In my case, as with all language reclamation, privilege is the primary fuel. I receive support from my community when I name my identity and when I defend it. People will have my back if I decided to shout back at the haters: "You know what? I AM a queer/fag/slut/bitch and there's nothing wrong with that."
recognize and love me. I know that my friends and family recognize and love me. Changing the meaning of words relies on the privilege of recognition, on the fact that at least some people will listen to the speaker, legitimize their words, and offer them leeway on their intentions. Community support and recognition is an essential ingredient to the reclamation of slurs.
This is exactly how words like “pervert”, “slut”, and “crip” have been reclaimed. And this community fueled privilege is exactly why language reclamation is so prone to becoming problematic when it goes viral.
Though these words have gone through a significant and largely effective reclamation, they aren't all accurate representations of everyone's identity. Unfortunately, some overzealous reclaimers attempt to ascribe their reclaimed slur to everyone wholesale. As if the oppression they faced though a particular word is the same and carries the same significance for everyone. This happened most flagrantly with the reclamation of word “slut” and was met with well worded and very warranted resistance:
What becomes an issue is those white women and liberal feminist women of color who argue that “slut” is a universal category of female experience, irrespective of race. -Crunk Feminist Collective
The messy reclamation of “slut” assumed that everyone would be able to find the same power and recognition with the new definition. There's a lesson to be learned here for those of us making efforts  to reclaim slurs.
In order to avoid erasing or minimizing other marginalized individuals we the need to keep our expectations localized to our own lexicons. We need to realize that we can't magically change people's hearts, minds, and histories with our shiny new intentions. We can't expect even some of our political allies to use or accept language in the way we envision. Because, whether we acknowledge it or not, trying to get others that others think of words in the way that we do it is an enforcement of cultural supremacy.
Some reclamation efforts have been too impatient, demanding that people immediately see a particular word differently than they have their whole lives. We need to respect the problematic nature of the words we choose to reclaim. Impatient language reclamation not only ignores both the lived cultural contexts others may have for a word, it also completely ignores the subtle nature of language itself.

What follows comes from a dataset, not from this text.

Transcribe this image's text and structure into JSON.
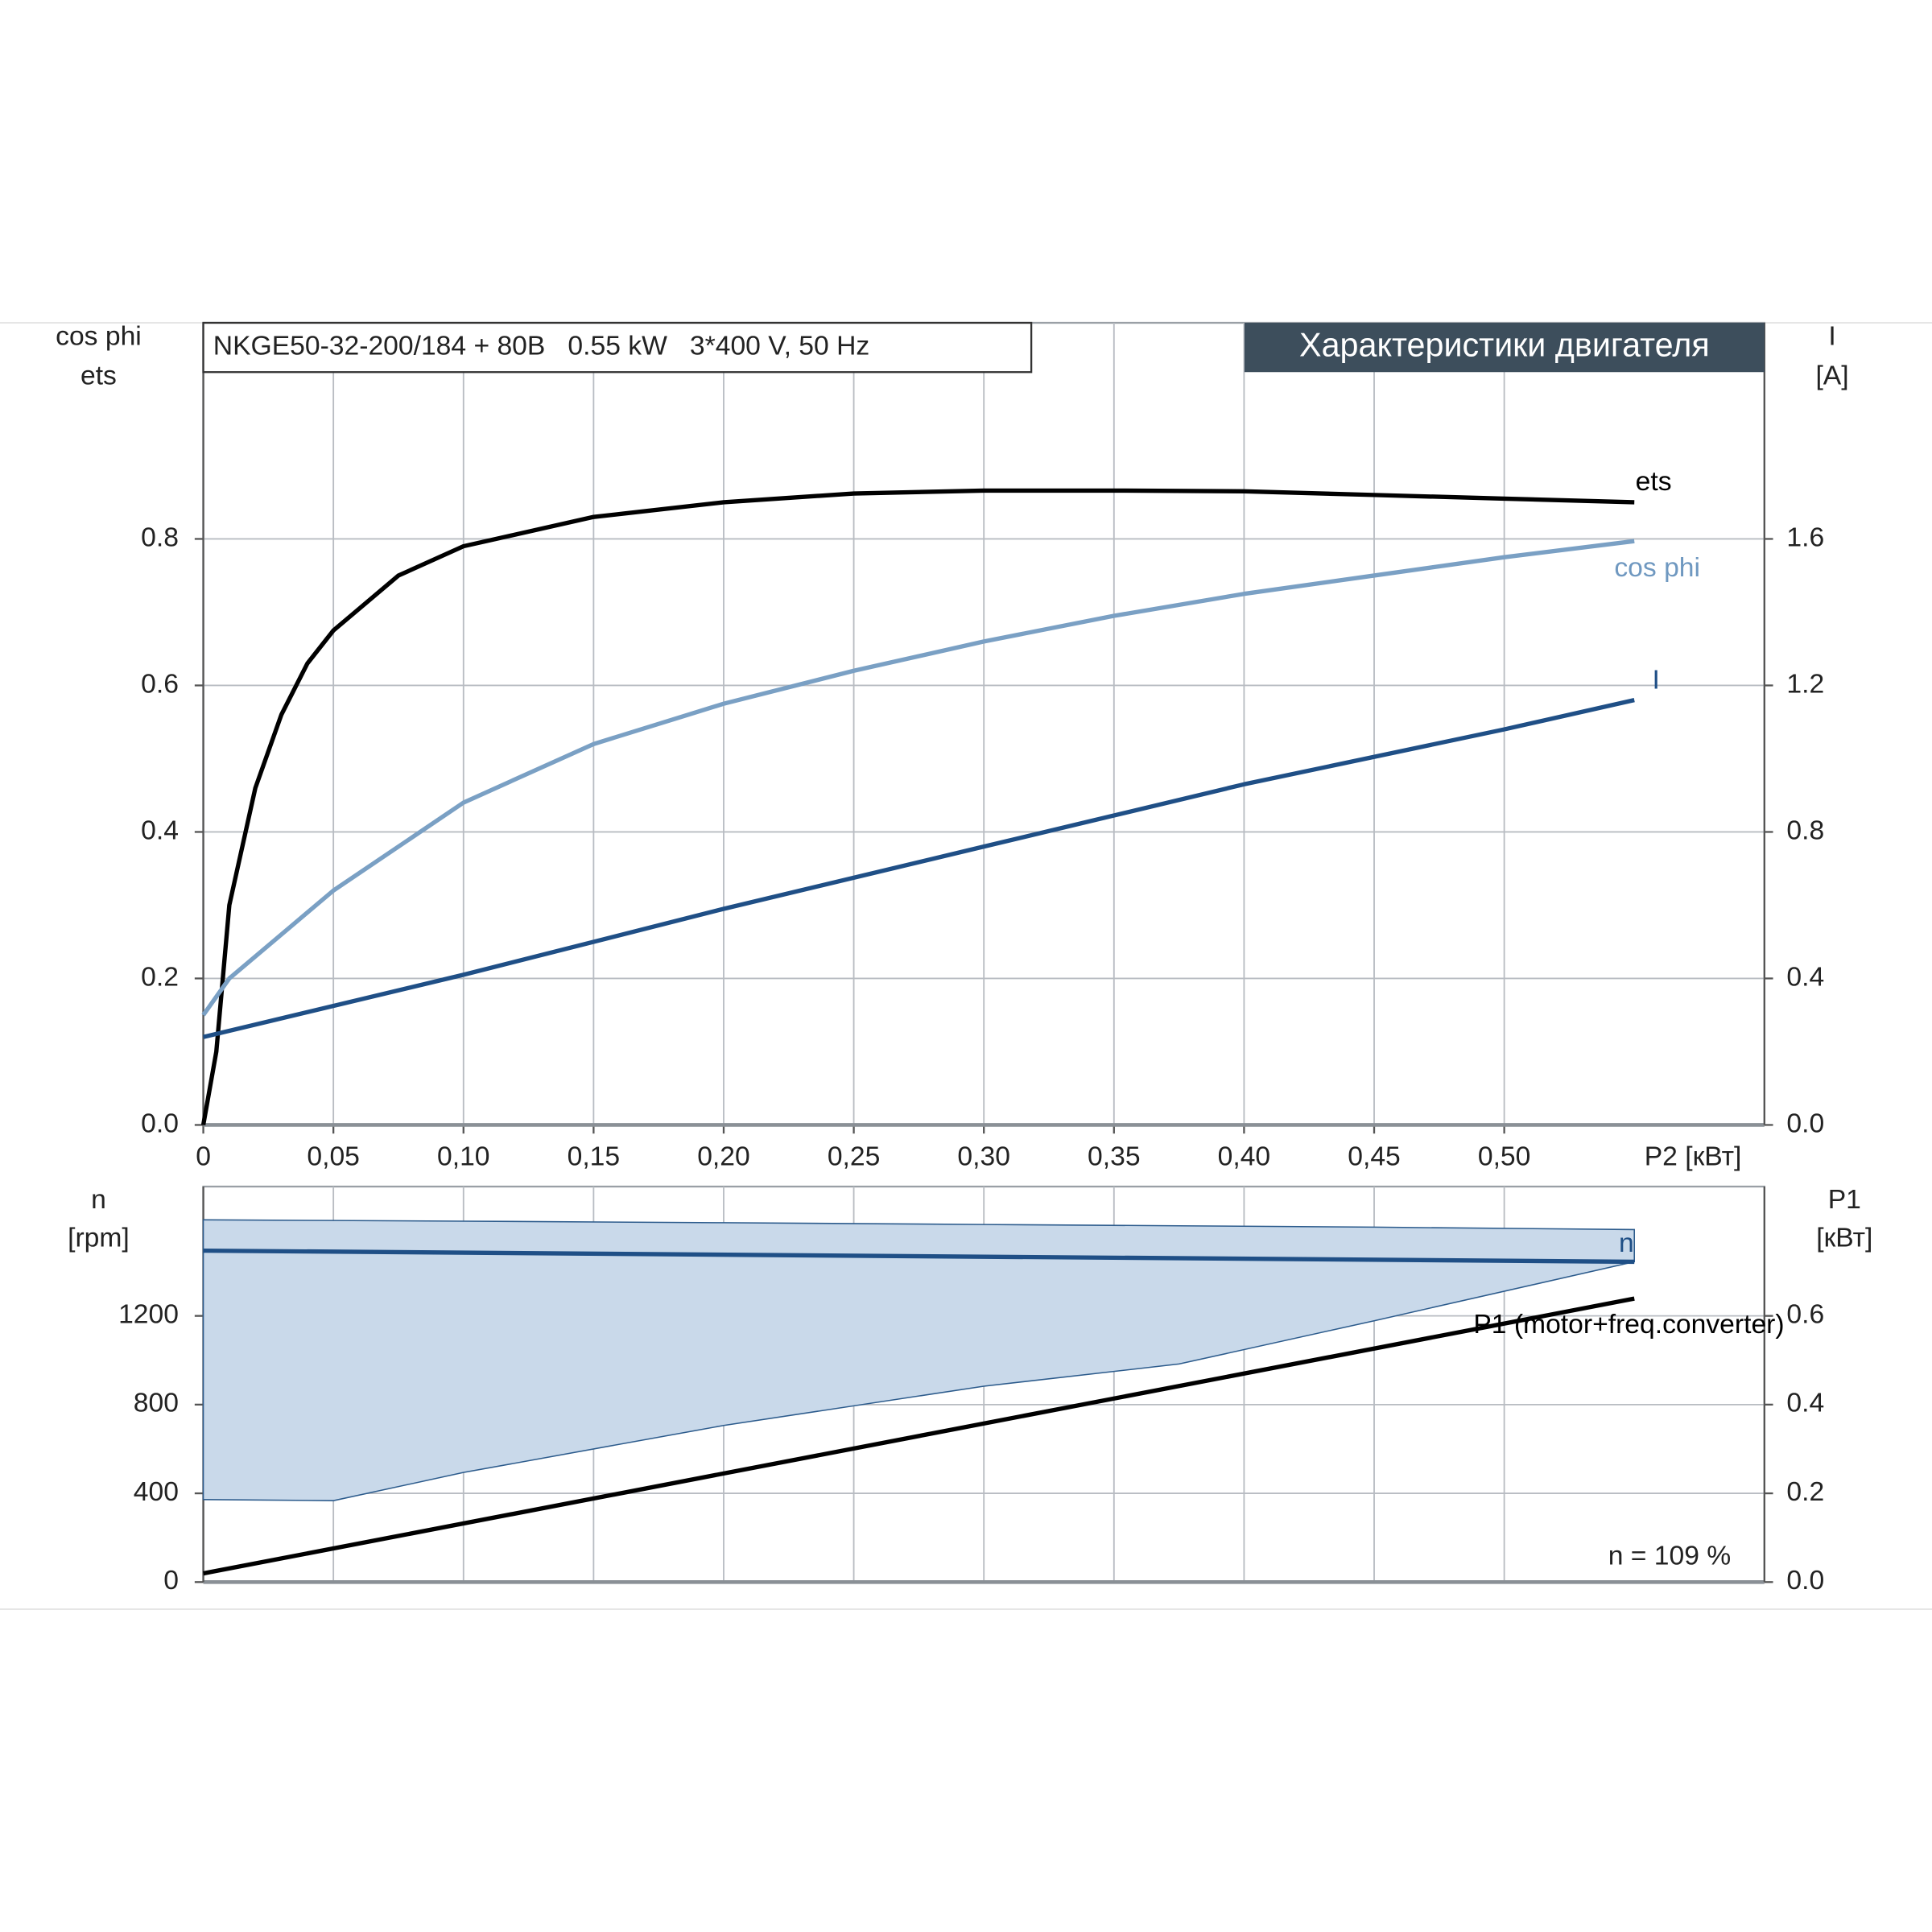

Language and culture affect each other. Both are fluid and change, seemingly imperceptibly from year to year. Language and the cultural consciousness are generally slow to shift. I believe that a conscious, minimal, but consistent resistance to the problematic way in which some words are currently used can have some harm-reducing effect. But I try not to get too specific with my vision of "what this word should mean".

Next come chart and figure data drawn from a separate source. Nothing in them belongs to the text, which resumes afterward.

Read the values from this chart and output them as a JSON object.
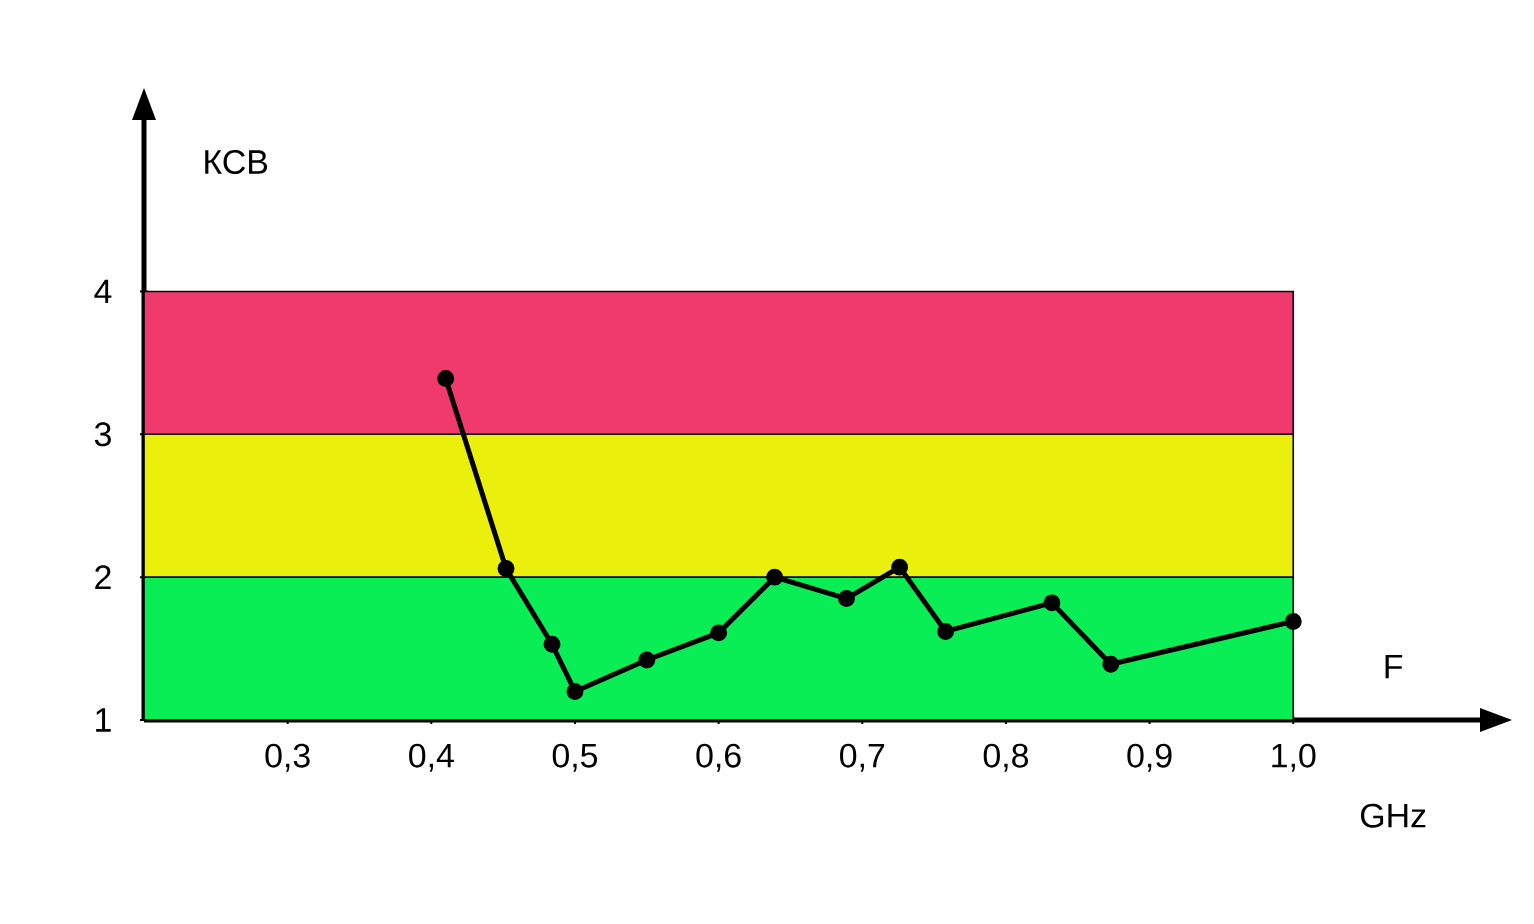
{
  "chart_data": {
    "type": "line",
    "xlabel": "F",
    "ylabel": "КСВ",
    "annotations": [
      "GHz"
    ],
    "x": [
      0.41,
      0.452,
      0.484,
      0.5,
      0.55,
      0.6,
      0.639,
      0.689,
      0.726,
      0.758,
      0.832,
      0.873,
      1.0
    ],
    "series": [
      {
        "color": "#000000",
        "values": [
          3.39,
          2.06,
          1.53,
          1.2,
          1.42,
          1.61,
          2.0,
          1.85,
          2.07,
          1.62,
          1.82,
          1.39,
          1.69
        ]
      }
    ],
    "xlim": [
      0.2,
      1.13
    ],
    "ylim": [
      1,
      5.2
    ],
    "xticks": [
      {
        "value": 0.3,
        "label": "0,3"
      },
      {
        "value": 0.4,
        "label": "0,4"
      },
      {
        "value": 0.5,
        "label": "0,5"
      },
      {
        "value": 0.6,
        "label": "0,6"
      },
      {
        "value": 0.7,
        "label": "0,7"
      },
      {
        "value": 0.8,
        "label": "0,8"
      },
      {
        "value": 0.9,
        "label": "0,9"
      },
      {
        "value": 1.0,
        "label": "1,0"
      }
    ],
    "yticks": [
      1,
      2,
      3,
      4
    ],
    "bands": [
      {
        "axis": "y",
        "from": 1,
        "to": 2,
        "color": "#0aee55"
      },
      {
        "axis": "y",
        "from": 2,
        "to": 3,
        "color": "#eaf00c"
      },
      {
        "axis": "y",
        "from": 3,
        "to": 4,
        "color": "#f03a6e"
      }
    ],
    "marker": "circle",
    "line_style": "solid"
  }
}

Language reclamation isn't about changing people's minds suddenly with a logical argument. It's not an activist effort you can "win" at. There are no significant victory points to be claimed. Your goal should never be for people to think exactly like you, only that they begin to think differently about the way a particular piece of language is used.

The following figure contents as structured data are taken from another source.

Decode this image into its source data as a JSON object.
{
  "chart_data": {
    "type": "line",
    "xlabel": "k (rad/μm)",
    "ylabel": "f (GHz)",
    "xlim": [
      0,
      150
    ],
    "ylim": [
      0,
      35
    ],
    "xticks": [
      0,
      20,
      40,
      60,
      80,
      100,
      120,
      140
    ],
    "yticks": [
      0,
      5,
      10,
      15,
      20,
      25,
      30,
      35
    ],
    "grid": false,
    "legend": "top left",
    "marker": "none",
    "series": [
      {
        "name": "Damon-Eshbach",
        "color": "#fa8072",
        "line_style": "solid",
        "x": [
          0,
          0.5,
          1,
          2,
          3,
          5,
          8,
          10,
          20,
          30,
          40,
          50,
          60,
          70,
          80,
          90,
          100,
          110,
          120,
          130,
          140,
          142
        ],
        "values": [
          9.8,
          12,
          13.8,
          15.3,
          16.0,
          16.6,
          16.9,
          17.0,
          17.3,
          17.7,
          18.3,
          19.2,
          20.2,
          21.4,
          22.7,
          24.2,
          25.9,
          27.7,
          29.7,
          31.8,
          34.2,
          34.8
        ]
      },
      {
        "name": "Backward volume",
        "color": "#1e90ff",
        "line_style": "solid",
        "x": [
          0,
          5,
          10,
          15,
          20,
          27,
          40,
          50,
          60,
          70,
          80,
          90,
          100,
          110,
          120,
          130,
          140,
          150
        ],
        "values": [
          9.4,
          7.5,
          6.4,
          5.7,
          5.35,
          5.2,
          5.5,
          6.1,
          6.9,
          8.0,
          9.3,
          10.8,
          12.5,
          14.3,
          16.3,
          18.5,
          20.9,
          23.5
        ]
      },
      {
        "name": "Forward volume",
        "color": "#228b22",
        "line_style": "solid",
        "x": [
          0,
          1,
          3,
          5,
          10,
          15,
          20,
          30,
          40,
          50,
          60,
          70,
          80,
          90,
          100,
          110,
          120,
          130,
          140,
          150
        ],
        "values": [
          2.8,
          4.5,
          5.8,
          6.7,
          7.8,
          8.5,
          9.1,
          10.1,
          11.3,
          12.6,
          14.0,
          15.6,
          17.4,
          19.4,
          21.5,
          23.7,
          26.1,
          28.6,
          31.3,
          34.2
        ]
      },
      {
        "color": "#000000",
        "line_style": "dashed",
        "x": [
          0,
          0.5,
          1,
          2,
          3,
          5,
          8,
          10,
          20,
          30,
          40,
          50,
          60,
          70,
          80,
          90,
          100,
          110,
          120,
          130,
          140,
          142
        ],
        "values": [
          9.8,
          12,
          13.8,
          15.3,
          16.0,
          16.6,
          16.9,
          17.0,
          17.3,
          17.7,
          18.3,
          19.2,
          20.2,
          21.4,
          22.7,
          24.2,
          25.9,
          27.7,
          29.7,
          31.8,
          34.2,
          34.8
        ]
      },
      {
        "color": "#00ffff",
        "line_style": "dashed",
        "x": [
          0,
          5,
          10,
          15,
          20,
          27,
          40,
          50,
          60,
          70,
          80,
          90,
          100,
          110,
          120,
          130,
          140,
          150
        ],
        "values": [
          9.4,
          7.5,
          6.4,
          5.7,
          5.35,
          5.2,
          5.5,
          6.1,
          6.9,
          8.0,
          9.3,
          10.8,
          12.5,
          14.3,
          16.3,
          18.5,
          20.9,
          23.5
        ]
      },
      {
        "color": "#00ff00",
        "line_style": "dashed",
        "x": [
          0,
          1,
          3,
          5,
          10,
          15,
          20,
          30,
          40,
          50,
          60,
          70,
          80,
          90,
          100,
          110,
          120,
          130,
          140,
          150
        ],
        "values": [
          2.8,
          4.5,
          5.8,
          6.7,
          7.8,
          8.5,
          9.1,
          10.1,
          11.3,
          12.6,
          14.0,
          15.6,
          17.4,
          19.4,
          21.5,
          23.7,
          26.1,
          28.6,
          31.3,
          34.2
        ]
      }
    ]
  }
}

What we can do is ask to be recognized with the words we deem the most appropriate. Doing anything more than this runs the risk of erasing or minimizing other communities' history and current culture surrounding those words.
I don't want people who have painful histories and associations with "fag" to give those up. Those histories and associations belong to them. What I do want is to build a future where the word "fag" and the effeminate/nontraditional masculinities it represents are talked about without shame and hatred.